Google Cloud Big Query

Google Cloud BigQuery destination plugin

Google BigQuery is a fully managed, cloud-native data warehouse that allows businesses to store, analyze, and query large datasets in a scalable and cost-effective manner. It is part of the Google Cloud suite of services.

BigQuery provides a serverless architecture, meaning that users do not need to worry about infrastructure provisioning, management, or tuning. It can process terabytes of data in seconds and petabytes of data in minutes, making it suitable for organizations that need to quickly process and analyze large amounts of data.
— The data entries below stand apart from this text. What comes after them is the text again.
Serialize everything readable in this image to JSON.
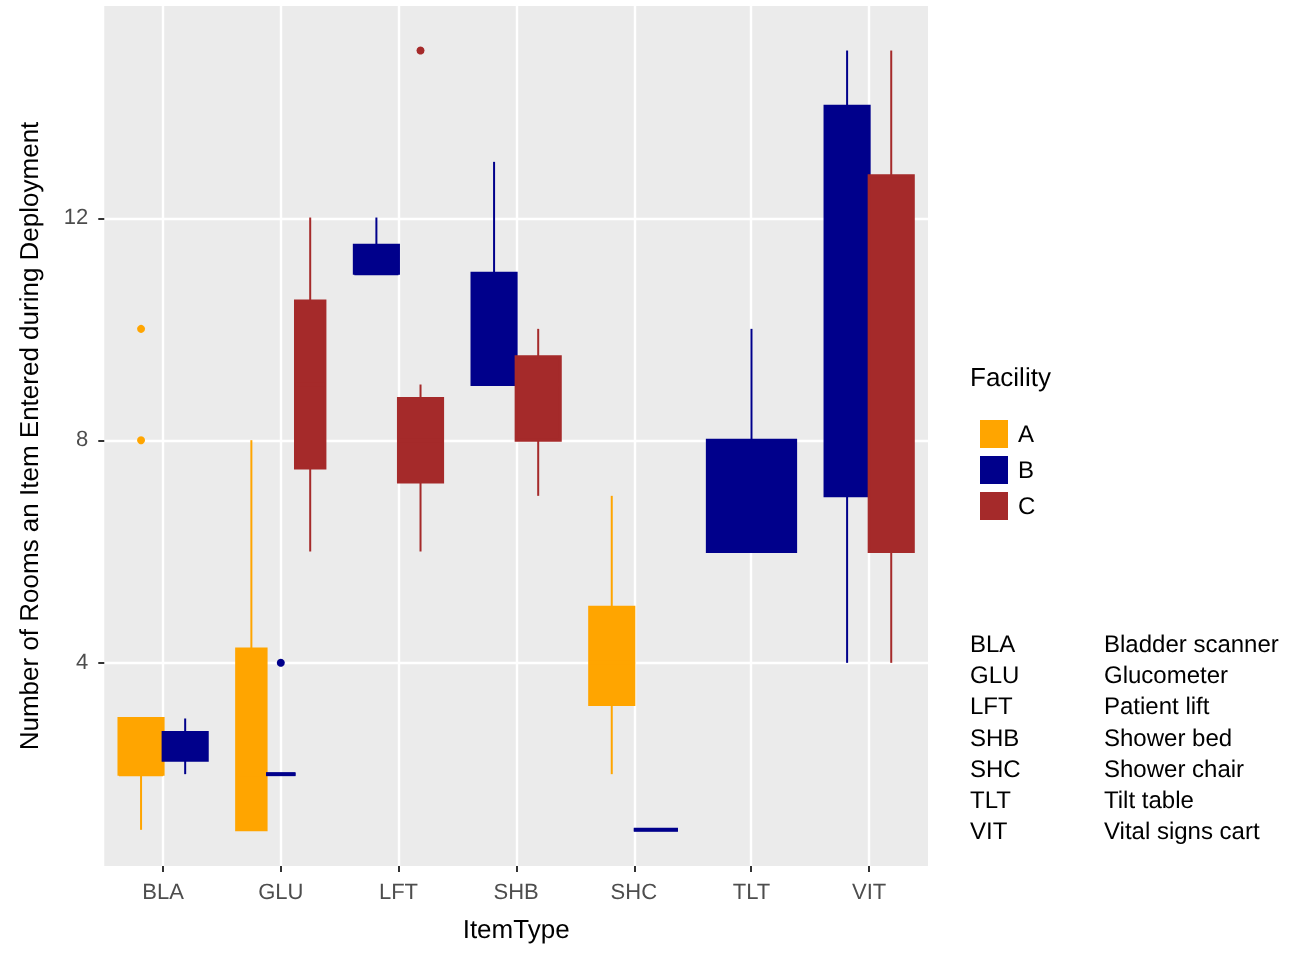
{
  "chart_data": {
    "type": "box",
    "xlabel": "ItemType",
    "ylabel": "Number of Rooms an Item Entered during Deployment",
    "legend_title": "Facility",
    "legend": "right",
    "grid": true,
    "categories": [
      "BLA",
      "GLU",
      "LFT",
      "SHB",
      "SHC",
      "TLT",
      "VIT"
    ],
    "ylim": [
      0.35,
      15.8
    ],
    "yticks": [
      4,
      8,
      12
    ],
    "series": [
      {
        "name": "A",
        "color": "#ffa500",
        "boxes": [
          {
            "low": 1,
            "q1": 2,
            "median": 2,
            "q3": 3,
            "high": 3,
            "outliers": [
              8,
              10
            ]
          },
          {
            "low": 1,
            "q1": 1,
            "median": 2,
            "q3": 4.25,
            "high": 8
          },
          null,
          null,
          {
            "low": 2,
            "q1": 3.25,
            "median": 4,
            "q3": 5,
            "high": 7
          },
          null,
          null
        ]
      },
      {
        "name": "B",
        "color": "#00008b",
        "boxes": [
          {
            "low": 2,
            "q1": 2.25,
            "median": 2.5,
            "q3": 2.75,
            "high": 3
          },
          {
            "low": 2,
            "q1": 2,
            "median": 2,
            "q3": 2,
            "high": 2,
            "outliers": [
              4
            ]
          },
          {
            "low": 11,
            "q1": 11,
            "median": 11,
            "q3": 11.5,
            "high": 12
          },
          {
            "low": 9,
            "q1": 9,
            "median": 10,
            "q3": 11,
            "high": 13
          },
          {
            "low": 1,
            "q1": 1,
            "median": 1,
            "q3": 1,
            "high": 1
          },
          {
            "low": 6,
            "q1": 6,
            "median": 7,
            "q3": 8,
            "high": 10
          },
          {
            "low": 4,
            "q1": 7,
            "median": 10,
            "q3": 14,
            "high": 15
          }
        ]
      },
      {
        "name": "C",
        "color": "#a52a2a",
        "boxes": [
          null,
          {
            "low": 6,
            "q1": 7.5,
            "median": 9,
            "q3": 10.5,
            "high": 12
          },
          {
            "low": 6,
            "q1": 7.25,
            "median": 8,
            "q3": 8.75,
            "high": 9,
            "outliers": [
              15
            ]
          },
          {
            "low": 7,
            "q1": 8,
            "median": 9,
            "q3": 9.5,
            "high": 10
          },
          null,
          null,
          {
            "low": 4,
            "q1": 6,
            "median": 9,
            "q3": 12.75,
            "high": 15
          }
        ]
      }
    ],
    "annotations": [
      "BLA\tBladder scanner",
      "GLU\tGlucometer",
      "LFT\tPatient lift",
      "SHB\tShower bed",
      "SHC\tShower chair",
      "TLT\tTilt table",
      "VIT\tVital signs cart"
    ]
  }
}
The Google CloudBigQuery destination plugin in Calyptia Core lets you configure your pipeline to send your log data and metrics to Google Cloud BigQuery.

Configuration parameters

The Google Cloud BigQuery destination plugin provides these configuration parameters.

General

KeyDescription
Google Service Credentials PathThe Service Credentials file lets Calyptia Core communicate directly with Google Cloud Services. Read the following on how to set up service credentials: https://cloud.google.com/logging/docs/agent/logging/authorization#create-service-account (opens in a new tab).
Google Project IdThe project id containing the BigQuery dataset to stream into. If the service file is provided then the project id is taken from there.
Existing Data Set IDThe dataset id of the BigQuery dataset to write into. This dataset must exist in your project.
Existing Table IDThe table id of the BigQuery table to write into. This table must exist in the specified dataset and the schema must match the output.

Advanced

KeyDescription
Skip Invalid RowsIf on then insert all valid rows of a request, even if invalid rows exist. The default value is false, which causes the entire request to fail if any invalid rows exist.
Ignore Unknown ValuesAccept rows that contain values that do not match the schema. The unknown values are ignored. Default is false, which treats unknown values as errors.
Enable Workload Identity FederationEnables workload identity federation as an alternative authentication method. Cannot be used with service account credentials file or environment variable. AWS is the only identity provider currently supported.
Google Cloud Region for BigQueryGoogle Cloud region for BigQuery.
Google Cloud Project NumberGoogle Cloud project number where the identity provider was created. Used to construct the full resource name of the identity provider.
Google Cloud Pool IdGoogle Cloud workload identity pool where the identity provider was created. Used to construct the full resource name of the identity provider.
Google Cloud Provider IdGoogle Cloud workload identity provider. Used to construct the full resource name of the identity provider. Currently only AWS accounts are supported.

Security and TLS

KeyDescription
TLSEnable or disable TLS/SSL support.
TLS Certificate ValidationTurn TLS/SSL certificate validation on or off. TLS must be on for this setting to be enabled.
TLS Debug LevelSet TLS debug verbosity level. Accepts these values: 0 (No debug), 1 (Error), 2 (State change), 3 (Informational), 4 (Verbose).
CA Certificate File PathAbsolute path to CA certificate file.
Certificate File PathAbsolute path to certificate file.
Private key File PathAbsolute path to private key file.
Private Key Path PasswordOptional password for tls.key_file file.
TLS SNI Hostname ExtensionHostname to be used for TLS SNI extension.

Advanced networking

KeyDescription
DNS ModeSelect the primary DNS connection type (TCP or UDP).
DNS ResolverSelect the primary DNS connection type (TCP or UDP).
Prefer IPv4Prioritize IPv4 DNS results when trying to establish a connection.
KeepaliveEnable or disable Keepalive support.
Keepalive Idle TimeoutSet maximum time allowed for an idle Keepalive connection.
Max Connect TimeoutSet maximum time allowed to establish a connection, this time includes the TLS handshake.
Max Connect Timeout Log ErrorOn connection timeout, specify if it should log an error. When disabled, the timeout is logged as a debug message.
Max Keepalive RecycleSet maximum number of times a keepalive connection can be used before it is retired.
Source AddressSpecify network address to bind for data traffic.